Mas tanto a exploração colonial como a escravagista tiveram particularidades, por tratar-se de possessões adquiridas de forma diferente das conquistas e colonizações feitas pela Coroa de Castela.
A luta foi intensa entre franceses, ingleses e holandeses para se apoderarem de ilhas e ilhotes no entorno caribenho, que mais de uma vez mudaram de dono.
Foram constantes as incursões às Grandes Antilhas (Cuba, A Espanhola (Hoje Haiti e R. Dominicana), Porto Rico e Jamaica), as colônias espanholas mais protegidas na área.
Inglaterra conseguiu a Jamaica, mediante uma invasão militar, e a França a zona ocidental de A Espanhola e outros enclaves, pela ocupação sucessiva de seus territórios.
Pouco a pouco os franceses, corsários uns, comerciantes e navegantes independentes outros, conseguiram, no século XVII, apoderar-se de parte de A Espanhola (hoje o Haiti) e de pequenas ilhas caribenhas de onde prosseguiram com suas incursões de pilhagem contra Cuba e outras colônias espanholas.
Nas Antilhas francesas implantou-se o sistema de plantação escravagista praticando-se o comércio de escravos entre as ilhas, assim como importação em massa da África.
Pela primeira vez, além do abastecimento local, produziram para o mercado mundial, açúcar e outros produtos.
O próprio regime de exploração da mão de obra escrava, entre outros fatores, gerou revoltas e rebeliões que culminaram, no final do século seguinte, em 1791, em um fato transcendental, a Revolução do Haiti.
Guerras de rapina
Marinheiros franceses, ingleses e holandeses disputaram com a Espanha, principal potência colonial no denominado Novo Mundo, durante vários séculos, o controle dos mares, as pequenas ilhas antilhanas e outros territórios americanos.

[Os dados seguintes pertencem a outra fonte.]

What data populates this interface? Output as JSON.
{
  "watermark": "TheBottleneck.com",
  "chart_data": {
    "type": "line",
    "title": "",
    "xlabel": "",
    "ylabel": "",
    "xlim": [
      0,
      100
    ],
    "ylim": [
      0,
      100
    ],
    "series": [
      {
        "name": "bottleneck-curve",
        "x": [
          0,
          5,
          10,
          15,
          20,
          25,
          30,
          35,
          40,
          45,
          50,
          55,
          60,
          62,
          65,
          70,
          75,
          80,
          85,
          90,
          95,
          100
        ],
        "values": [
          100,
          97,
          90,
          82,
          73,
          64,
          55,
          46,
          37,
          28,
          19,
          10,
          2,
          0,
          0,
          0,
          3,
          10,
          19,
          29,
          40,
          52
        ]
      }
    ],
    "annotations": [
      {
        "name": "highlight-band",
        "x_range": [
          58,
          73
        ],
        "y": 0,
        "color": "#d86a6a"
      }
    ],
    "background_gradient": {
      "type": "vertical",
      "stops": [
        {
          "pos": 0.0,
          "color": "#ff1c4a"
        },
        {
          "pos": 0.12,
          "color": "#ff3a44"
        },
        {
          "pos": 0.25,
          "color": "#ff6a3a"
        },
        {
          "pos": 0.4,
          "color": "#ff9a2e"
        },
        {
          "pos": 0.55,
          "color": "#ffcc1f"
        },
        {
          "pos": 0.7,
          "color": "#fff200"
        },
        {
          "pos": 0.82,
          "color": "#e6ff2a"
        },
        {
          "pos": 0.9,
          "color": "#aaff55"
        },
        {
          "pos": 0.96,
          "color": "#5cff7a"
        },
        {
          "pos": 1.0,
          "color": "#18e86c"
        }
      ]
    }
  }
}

Ao mesmo tempo, Madri travava numerosas guerras no cenário europeu, desde o século XVI e seguintes, contra França, Inglaterra, Holanda e Portugal.
Os frequentes ataques de corsários franceses levaram a Espanha a compreender a necessidade de estabelecer o sistema de frotas no século XVI e da fortificação de Havana, escala das naves no transporte de grandes riquezas americanas para o porto de Sevilha.

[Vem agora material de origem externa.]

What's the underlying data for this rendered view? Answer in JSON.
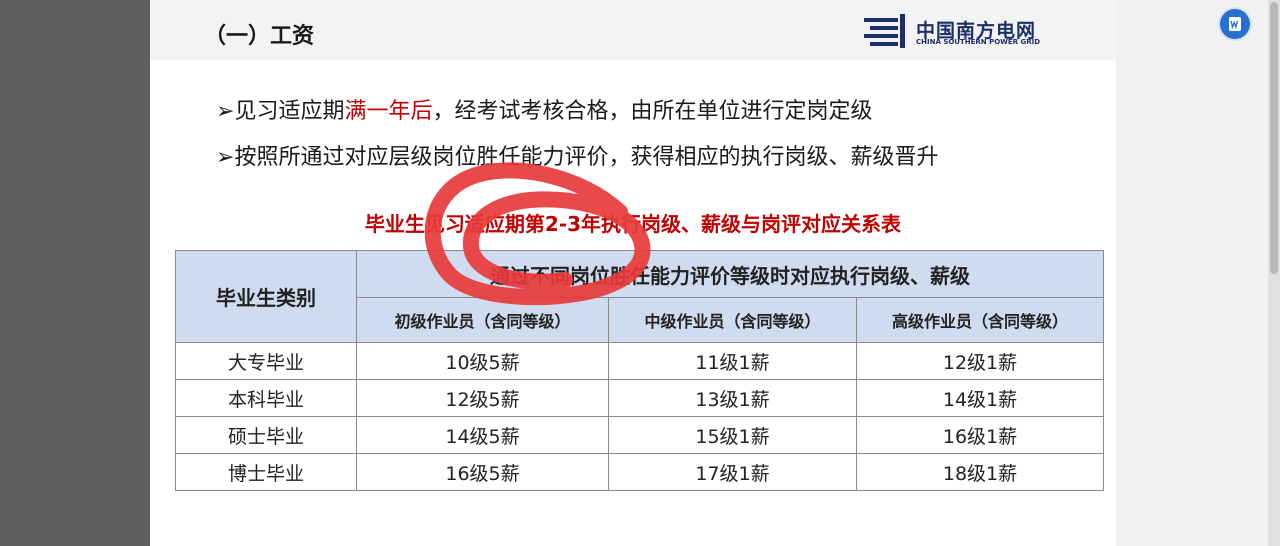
{
  "section_title": "（一）工资",
  "logo": {
    "name_cn": "中国南方电网",
    "name_en": "CHINA SOUTHERN POWER GRID"
  },
  "bullets": [
    {
      "marker": "➢",
      "before": "见习适应期",
      "highlight": "满一年后",
      "after": "，经考试考核合格，由所在单位进行定岗定级"
    },
    {
      "marker": "➢",
      "text": "按照所通过对应层级岗位胜任能力评价，获得相应的执行岗级、薪级晋升"
    }
  ],
  "table_title": "毕业生见习适应期第2-3年执行岗级、薪级与岗评对应关系表",
  "table": {
    "category_header": "毕业生类别",
    "group_header": "通过不同岗位胜任能力评价等级时对应执行岗级、薪级",
    "sub_headers": [
      "初级作业员（含同等级）",
      "中级作业员（含同等级）",
      "高级作业员（含同等级）"
    ],
    "rows": [
      {
        "category": "大专毕业",
        "values": [
          "10级5薪",
          "11级1薪",
          "12级1薪"
        ]
      },
      {
        "category": "本科毕业",
        "values": [
          "12级5薪",
          "13级1薪",
          "14级1薪"
        ]
      },
      {
        "category": "硕士毕业",
        "values": [
          "14级5薪",
          "15级1薪",
          "16级1薪"
        ]
      },
      {
        "category": "博士毕业",
        "values": [
          "16级5薪",
          "17级1薪",
          "18级1薪"
        ]
      }
    ]
  },
  "icons": {
    "word_app": "word-icon",
    "logo_mark": "power-grid-logo-icon"
  },
  "colors": {
    "highlight_red": "#c00000",
    "header_fill": "#cfdcef",
    "annotation_red": "#e83a3a",
    "logo_navy": "#1d2f6b"
  }
}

Entre 1600 e 1635 aventureiros franceses e ingleses fixaram suas guaritas em A Espanhola, a primeira colônia da Espanha na América, por encontrar-se em grande medida deserta.
Um rosário de enclaves ingleses, franceses e holandeses estabeleceu-se na zona do Caribe (Antilhas Menores, Bahamas e outros territórios) por aventureiros, cujas pilhagens eram estimuladas pelas potências inimigas da Coroa Espanhola.
No final do século XVII eram frequentes suas incursões na Jamaica – ocupada pela Inglaterra em 1655 e cedida oficialmente pela Espanha em 1670 -, para roubar escravos a ponto de chamarem esta ilha de Pequena Guiné.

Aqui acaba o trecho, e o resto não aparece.